Um dem Ganzen wieder einen leichteren Touch zu geben, ist von ebendort die israelische Gruppe Eurofalsh mit ihren Performances mit Eurovisions-Songs zu Gast – und damit sei ein weiterer Schwerpunkt des diesjährigen Pink Apple angeschnitten: der Eurovision Song Contest und seine Queerness. Ein Film zur Geschichte des ESC und ein Vortrag («It’s Oh So Queer!» von Peter Rehberg) spüren dem Phänomen den Puls.

Unser diesjähriges Programm zeigt nicht zuletzt auf, wie unterschiedlich die Positionen und entsprechend die Forderungen der Gay Communities in den verschiedenen Ländern dieser Erde sind: Während in westlichen Ländern die lesbisch- schwule Gemeinde insbesondere vom Kinderwunsch, dessen Umsetzung und der damit verbundenen rechtlichen Anerkennung umgetrieben wird («Right 2 Love», «Gayby», «Zwei Mütter», «20 Lies, 4 Parents and a Little Egg» u.a.m.), geht es in andern Ländern ums nackte Überleben, so etwa in Uganda und im Film «Call Me Kuchu».

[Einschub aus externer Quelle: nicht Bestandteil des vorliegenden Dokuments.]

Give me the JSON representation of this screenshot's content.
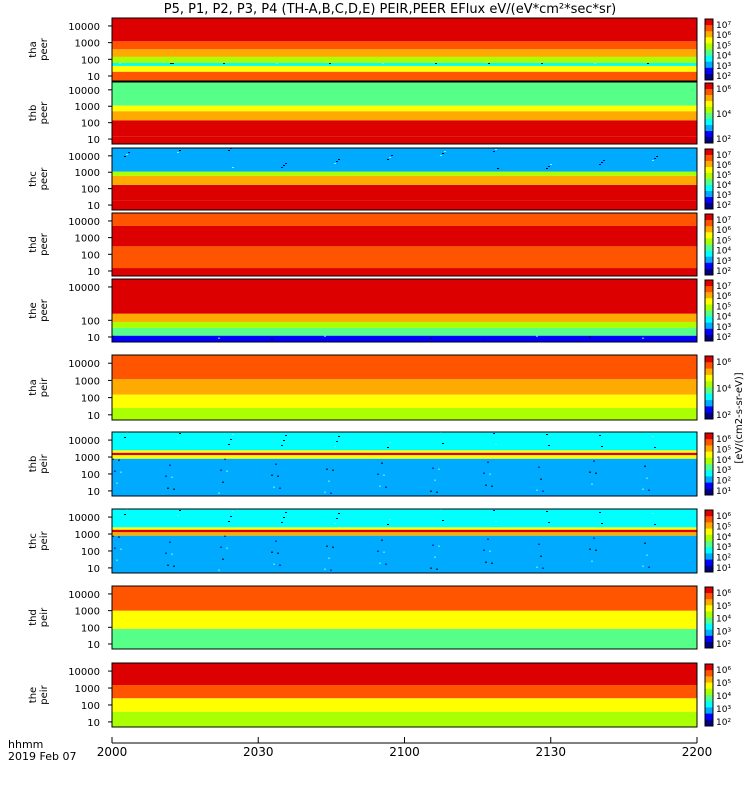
{
  "chart_data": {
    "type": "heatmap",
    "title": "P5, P1, P2, P3, P4 (TH-A,B,C,D,E) PEIR,PEER EFlux eV/(eV*cm²*sec*sr)",
    "xaxis": {
      "caption_lines": [
        "hhmm",
        "2019 Feb 07"
      ],
      "ticks": [
        "2000",
        "2030",
        "2100",
        "2130",
        "2200"
      ]
    },
    "yaxis": {
      "scale": "log",
      "ticks": [
        "10",
        "100",
        "1000",
        "10000"
      ]
    },
    "colorbar": {
      "label": "[eV/(cm2-s-sr-eV)]",
      "scale": "log",
      "colormap": [
        "#000080",
        "#0000ff",
        "#00aaff",
        "#00ffff",
        "#55ff88",
        "#aaff00",
        "#ffff00",
        "#ffaa00",
        "#ff5500",
        "#dd0000"
      ],
      "ticks": [
        "10²",
        "10³",
        "10⁴",
        "10⁵",
        "10⁶",
        "10⁷"
      ]
    },
    "panels": [
      {
        "label_lines": [
          "tha",
          "peer"
        ],
        "colorbar_ticks": [
          "10⁷",
          "10⁶",
          "10⁵",
          "10⁴",
          "10³",
          "10²"
        ],
        "y_ticks": [
          "10000",
          "1000",
          "100",
          "10"
        ],
        "bands": [
          {
            "energy_from": 5,
            "energy_to": 18,
            "level": 8.3
          },
          {
            "energy_from": 18,
            "energy_to": 40,
            "level": 5.8
          },
          {
            "energy_from": 40,
            "energy_to": 60,
            "level": 3.2
          },
          {
            "energy_from": 60,
            "energy_to": 140,
            "level": 5.4
          },
          {
            "energy_from": 140,
            "energy_to": 400,
            "level": 7.2
          },
          {
            "energy_from": 400,
            "energy_to": 1200,
            "level": 8.1
          },
          {
            "energy_from": 1200,
            "energy_to": 30000,
            "level": 8.6
          }
        ]
      },
      {
        "label_lines": [
          "thb",
          "peer"
        ],
        "colorbar_ticks": [
          "10⁶",
          "10⁴",
          "10²"
        ],
        "y_ticks": [
          "10000",
          "1000",
          "100",
          "10"
        ],
        "bands": [
          {
            "energy_from": 5,
            "energy_to": 14,
            "level": 8.7
          },
          {
            "energy_from": 14,
            "energy_to": 140,
            "level": 9.2
          },
          {
            "energy_from": 140,
            "energy_to": 500,
            "level": 7.4
          },
          {
            "energy_from": 500,
            "energy_to": 1100,
            "level": 6.2
          },
          {
            "energy_from": 1100,
            "energy_to": 30000,
            "level": 3.6
          }
        ]
      },
      {
        "label_lines": [
          "thc",
          "peer"
        ],
        "colorbar_ticks": [
          "10⁷",
          "10⁶",
          "10⁵",
          "10⁴",
          "10³",
          "10²"
        ],
        "y_ticks": [
          "10000",
          "1000",
          "100",
          "10"
        ],
        "bands": [
          {
            "energy_from": 5,
            "energy_to": 20,
            "level": 8.9
          },
          {
            "energy_from": 20,
            "energy_to": 170,
            "level": 9.4
          },
          {
            "energy_from": 170,
            "energy_to": 600,
            "level": 7.0
          },
          {
            "energy_from": 600,
            "energy_to": 1100,
            "level": 4.5
          },
          {
            "energy_from": 1100,
            "energy_to": 30000,
            "level": 1.6
          }
        ]
      },
      {
        "label_lines": [
          "thd",
          "peer"
        ],
        "colorbar_ticks": [
          "10⁷",
          "10⁶",
          "10⁵",
          "10⁴",
          "10³",
          "10²"
        ],
        "y_ticks": [
          "10000",
          "1000",
          "100",
          "10"
        ],
        "bands": [
          {
            "energy_from": 5,
            "energy_to": 15,
            "level": 8.6
          },
          {
            "energy_from": 15,
            "energy_to": 300,
            "level": 8.0
          },
          {
            "energy_from": 300,
            "energy_to": 5000,
            "level": 8.8
          },
          {
            "energy_from": 5000,
            "energy_to": 30000,
            "level": 8.3
          }
        ]
      },
      {
        "label_lines": [
          "the",
          "peer"
        ],
        "colorbar_ticks": [
          "10⁷",
          "10⁶",
          "10⁵",
          "10⁴",
          "10³",
          "10²"
        ],
        "y_ticks": [
          "10000",
          "100",
          "10"
        ],
        "bands": [
          {
            "energy_from": 5,
            "energy_to": 12,
            "level": 1.0
          },
          {
            "energy_from": 12,
            "energy_to": 35,
            "level": 3.8
          },
          {
            "energy_from": 35,
            "energy_to": 80,
            "level": 5.2
          },
          {
            "energy_from": 80,
            "energy_to": 250,
            "level": 7.4
          },
          {
            "energy_from": 250,
            "energy_to": 30000,
            "level": 8.7
          }
        ]
      },
      {
        "label_lines": [
          "tha",
          "peir"
        ],
        "colorbar_ticks": [
          "10⁶",
          "10⁴",
          "10²"
        ],
        "y_ticks": [
          "10000",
          "1000",
          "100",
          "10"
        ],
        "bands": [
          {
            "energy_from": 5,
            "energy_to": 25,
            "level": 5.3
          },
          {
            "energy_from": 25,
            "energy_to": 150,
            "level": 6.2
          },
          {
            "energy_from": 150,
            "energy_to": 1200,
            "level": 7.1
          },
          {
            "energy_from": 1200,
            "energy_to": 30000,
            "level": 7.8
          }
        ]
      },
      {
        "label_lines": [
          "thb",
          "peir"
        ],
        "colorbar_ticks": [
          "10⁶",
          "10⁵",
          "10⁴",
          "10³",
          "10²",
          "10¹"
        ],
        "y_ticks": [
          "10000",
          "1000",
          "100",
          "10"
        ],
        "bands": [
          {
            "energy_from": 5,
            "energy_to": 800,
            "level": 2.3
          },
          {
            "energy_from": 800,
            "energy_to": 1300,
            "level": 6.4
          },
          {
            "energy_from": 1300,
            "energy_to": 1800,
            "level": 9.0
          },
          {
            "energy_from": 1800,
            "energy_to": 2500,
            "level": 5.8
          },
          {
            "energy_from": 2500,
            "energy_to": 30000,
            "level": 2.8
          }
        ]
      },
      {
        "label_lines": [
          "thc",
          "peir"
        ],
        "colorbar_ticks": [
          "10⁶",
          "10⁵",
          "10⁴",
          "10³",
          "10²",
          "10¹"
        ],
        "y_ticks": [
          "10000",
          "1000",
          "100",
          "10"
        ],
        "bands": [
          {
            "energy_from": 5,
            "energy_to": 800,
            "level": 2.4
          },
          {
            "energy_from": 800,
            "energy_to": 1300,
            "level": 6.6
          },
          {
            "energy_from": 1300,
            "energy_to": 1800,
            "level": 8.9
          },
          {
            "energy_from": 1800,
            "energy_to": 2500,
            "level": 5.5
          },
          {
            "energy_from": 2500,
            "energy_to": 30000,
            "level": 2.6
          }
        ]
      },
      {
        "label_lines": [
          "thd",
          "peir"
        ],
        "colorbar_ticks": [
          "10⁶",
          "10⁵",
          "10⁴",
          "10³",
          "10²"
        ],
        "y_ticks": [
          "10000",
          "1000",
          "100",
          "10"
        ],
        "bands": [
          {
            "energy_from": 5,
            "energy_to": 80,
            "level": 4.3
          },
          {
            "energy_from": 80,
            "energy_to": 1000,
            "level": 6.4
          },
          {
            "energy_from": 1000,
            "energy_to": 30000,
            "level": 8.2
          }
        ]
      },
      {
        "label_lines": [
          "the",
          "peir"
        ],
        "colorbar_ticks": [
          "10⁶",
          "10⁵",
          "10⁴",
          "10³",
          "10²"
        ],
        "y_ticks": [
          "10000",
          "1000",
          "100",
          "10"
        ],
        "bands": [
          {
            "energy_from": 5,
            "energy_to": 40,
            "level": 4.5
          },
          {
            "energy_from": 40,
            "energy_to": 250,
            "level": 6.0
          },
          {
            "energy_from": 250,
            "energy_to": 1500,
            "level": 7.5
          },
          {
            "energy_from": 1500,
            "energy_to": 30000,
            "level": 8.8
          }
        ]
      }
    ]
  }
}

Und doch, es hat sich – zumindest in hiesigen Breitengraden – vieles getan, das zeigen die verschiedenen Rückblicke in die Vergangenheit: etwa mit dem französischen «Les invisibles» über betagte Lesben und Schwule, die aus ihrem langen Leben erzählen und aus einer Zeit, in der sich noch vieles im Geheimen und Verborgenen abspielte (abspielen musste) – oder mit «Out in Ostberlin, Lesben und Schwule in der DDR», der ein Schlaglicht wirft auf homosexuelles Leben hinter dem Eisernen Vorhang. Zwei Schwerpunkte setzen sich zum einen mit der Geschichte des Zürcher «Kreis» auseinander – im Hinblick auf die Fertigstellung des Films von Stefan Haupt und Ivan Madeo –, zum andern mit dem Thema Glauben und Homosexualität – dies in Frauenfeld, wo die Anfänge des Festivals vom Aufmarsch fundamentalchristlicher Demonstranten geprägt waren. Im Bewusstsein, dass Akzeptanz nicht nur ein juristisches «Problem» ist, sondern eine gesellschaftliche Aufgabe, die immer wieder von neuem angegangen werden muss, stehen unser Podium zu Homosexualität/Homophobie und Schule und die Vorführung für Lehrpersonen zum Thema («It’s Elementary»). Es gibt noch viel zu tun. Wir bleiben dran!